Valley News reported
The nearly two dozen veterinarians, biologists, drivers and government officials, coordinated by the Florida Fish and Wildlife Conservation Commission, huddled in the rain waiting. As soon as the plane’s engines shut down, they went to work, counting out turtle numbers as boxes were loaded into vans.
Within 10 minutes, the first van left for a drive to an aquarium in the Keys. In all, seven aquariums from South to North Florida took some of the reptiles for rehabilitation. SeaWorld took 72 of them.
Turtles have also gone to other states recently, including 50 taken to North Carolina, 31 to Georgia, 20 to South Carolina and 14 to Pennsylvania.

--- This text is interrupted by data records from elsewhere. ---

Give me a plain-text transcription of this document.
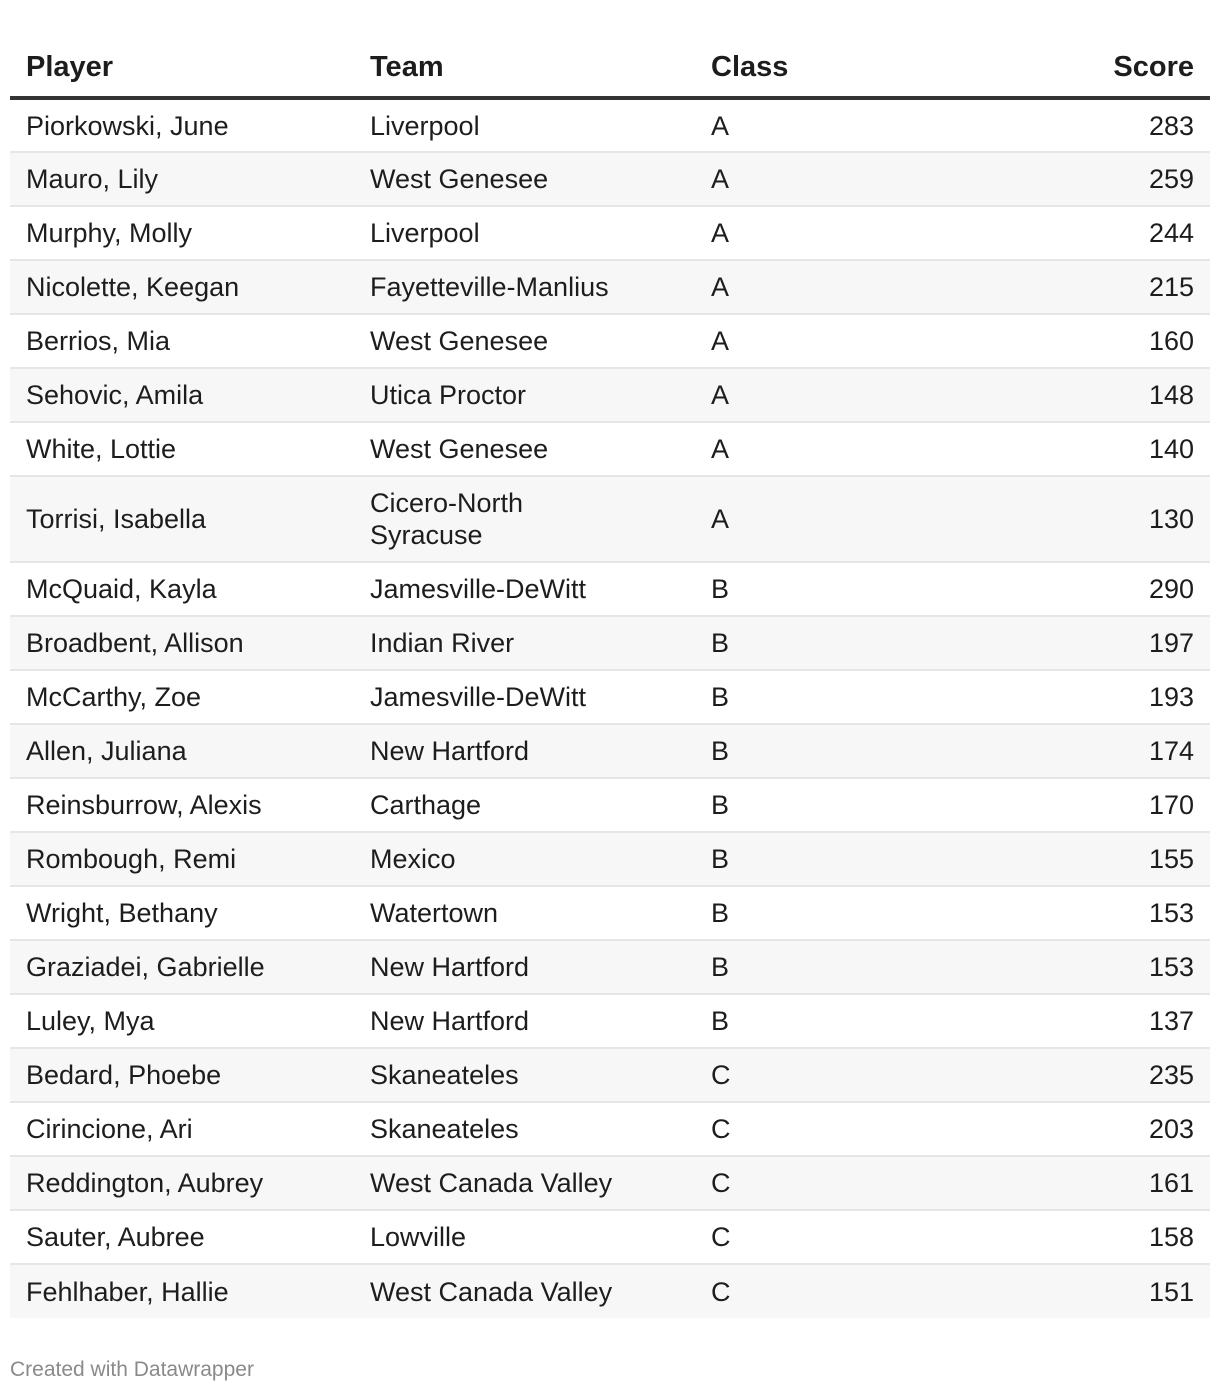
Player	Team	Class	Score
Piorkowski, June	Liverpool	A	283
Mauro, Lily	West Genesee	A	259
Murphy, Molly	Liverpool	A	244
Nicolette, Keegan	Fayetteville-Manlius	A	215
Berrios, Mia	West Genesee	A	160
Sehovic, Amila	Utica Proctor	A	148
White, Lottie	West Genesee	A	140
Torrisi, Isabella	Cicero-North Syracuse	A	130
McQuaid, Kayla	Jamesville-DeWitt	B	290
Broadbent, Allison	Indian River	B	197
McCarthy, Zoe	Jamesville-DeWitt	B	193
Allen, Juliana	New Hartford	B	174
Reinsburrow, Alexis	Carthage	B	170
Rombough, Remi	Mexico	B	155
Wright, Bethany	Watertown	B	153
Graziadei, Gabrielle	New Hartford	B	153
Luley, Mya	New Hartford	B	137
Bedard, Phoebe	Skaneateles	C	235
Cirincione, Ari	Skaneateles	C	203
Reddington, Aubrey	West Canada Valley	C	161
Sauter, Aubree	Lowville	C	158
Fehlhaber, Hallie	West Canada Valley	C	151
Created with Datawrapper
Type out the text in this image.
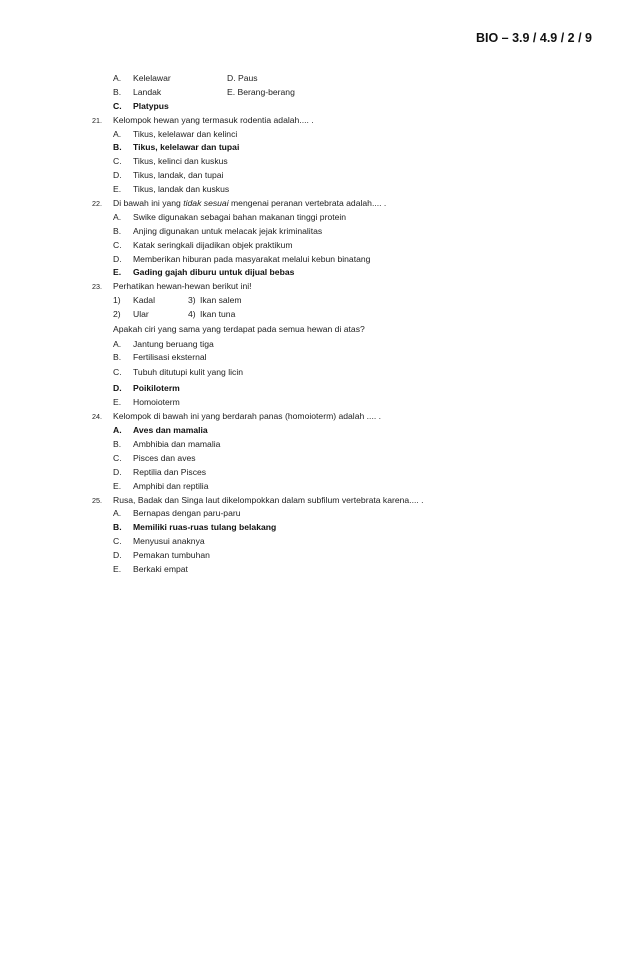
BIO – 3.9 / 4.9 / 2 / 9
A. Kelelawar	D. Paus
B. Landak	E. Berang-berang
C. Platypus
21. Kelompok hewan yang termasuk rodentia adalah.... .
A. Tikus, kelelawar dan kelinci
B. Tikus, kelelawar dan tupai
C. Tikus, kelinci dan kuskus
D. Tikus, landak, dan tupai
E. Tikus, landak dan kuskus
22. Di bawah ini yang tidak sesuai mengenai peranan vertebrata adalah.... .
A. Swike digunakan sebagai bahan makanan tinggi protein
B. Anjing digunakan untuk melacak jejak kriminalitas
C. Katak seringkali dijadikan objek praktikum
D. Memberikan hiburan pada masyarakat melalui kebun binatang
E. Gading gajah diburu untuk dijual bebas
23. Perhatikan hewan-hewan berikut ini!
1) Kadal	3) Ikan salem
2) Ular	4) Ikan tuna
Apakah ciri yang sama yang terdapat pada semua hewan di atas?
A. Jantung beruang tiga
B. Fertilisasi eksternal
C. Tubuh ditutupi kulit yang licin
D. Poikiloterm
E. Homoioterm
24. Kelompok di bawah ini yang berdarah panas (homoioterm) adalah .... .
A. Aves dan mamalia
B. Ambhibia dan mamalia
C. Pisces dan aves
D. Reptilia dan Pisces
E. Amphibi dan reptilia
25. Rusa, Badak dan Singa laut dikelompokkan dalam subfilum vertebrata karena.... .
A. Bernapas dengan paru-paru
B. Memiliki ruas-ruas tulang belakang
C. Menyusui anaknya
D. Pemakan tumbuhan
E. Berkaki empat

The Florida turtles are likely to be released into the Gulf of Mexico, which is probably the survivors’ birth waters. More than 90 percent of nesting occurs along beaches of the state of Tamaulipas, Mexico.
Cristy Barrett, a senior biologist at the Aquarium, says: “The point is to keep the species alive. When you lose that many turtles, you lose a lot of scientific diversity. It’s really important to save every single life that we can.” Now, Barrett and her co-workers are keeping watch over the 10 turtles they have under their care in Tampa, providing them with liquids, keeping them lubricated and tending to their injuries. The turtles will be there for at least another year, in order to ensure their survival.
The Turtle Hospital, a Keys-based facility in Marathon, is caring for 30 of the sea turtle patients according to CBS Miami.
Hospital officials said Wednesday that each cold-stunned turtle had a full physical examination, X-rays, a swimming test and was administered intravenous fluids and Vitamin D. Hospital staff is endeavoring to slowly raise the reptiles’ body temperatures with the goal of releasing them once they are deemed healthy enough to return to the wild.
Some of the turtles have secondary issues including head trauma and pneumonia.
My Panhandle reports that Gulf World Marine Park will be caring for 50 of the turtles.
Three other Florida facilities, including Sarasota’s Mote Marine Aquarium, are caring for the remaining 31 turtles.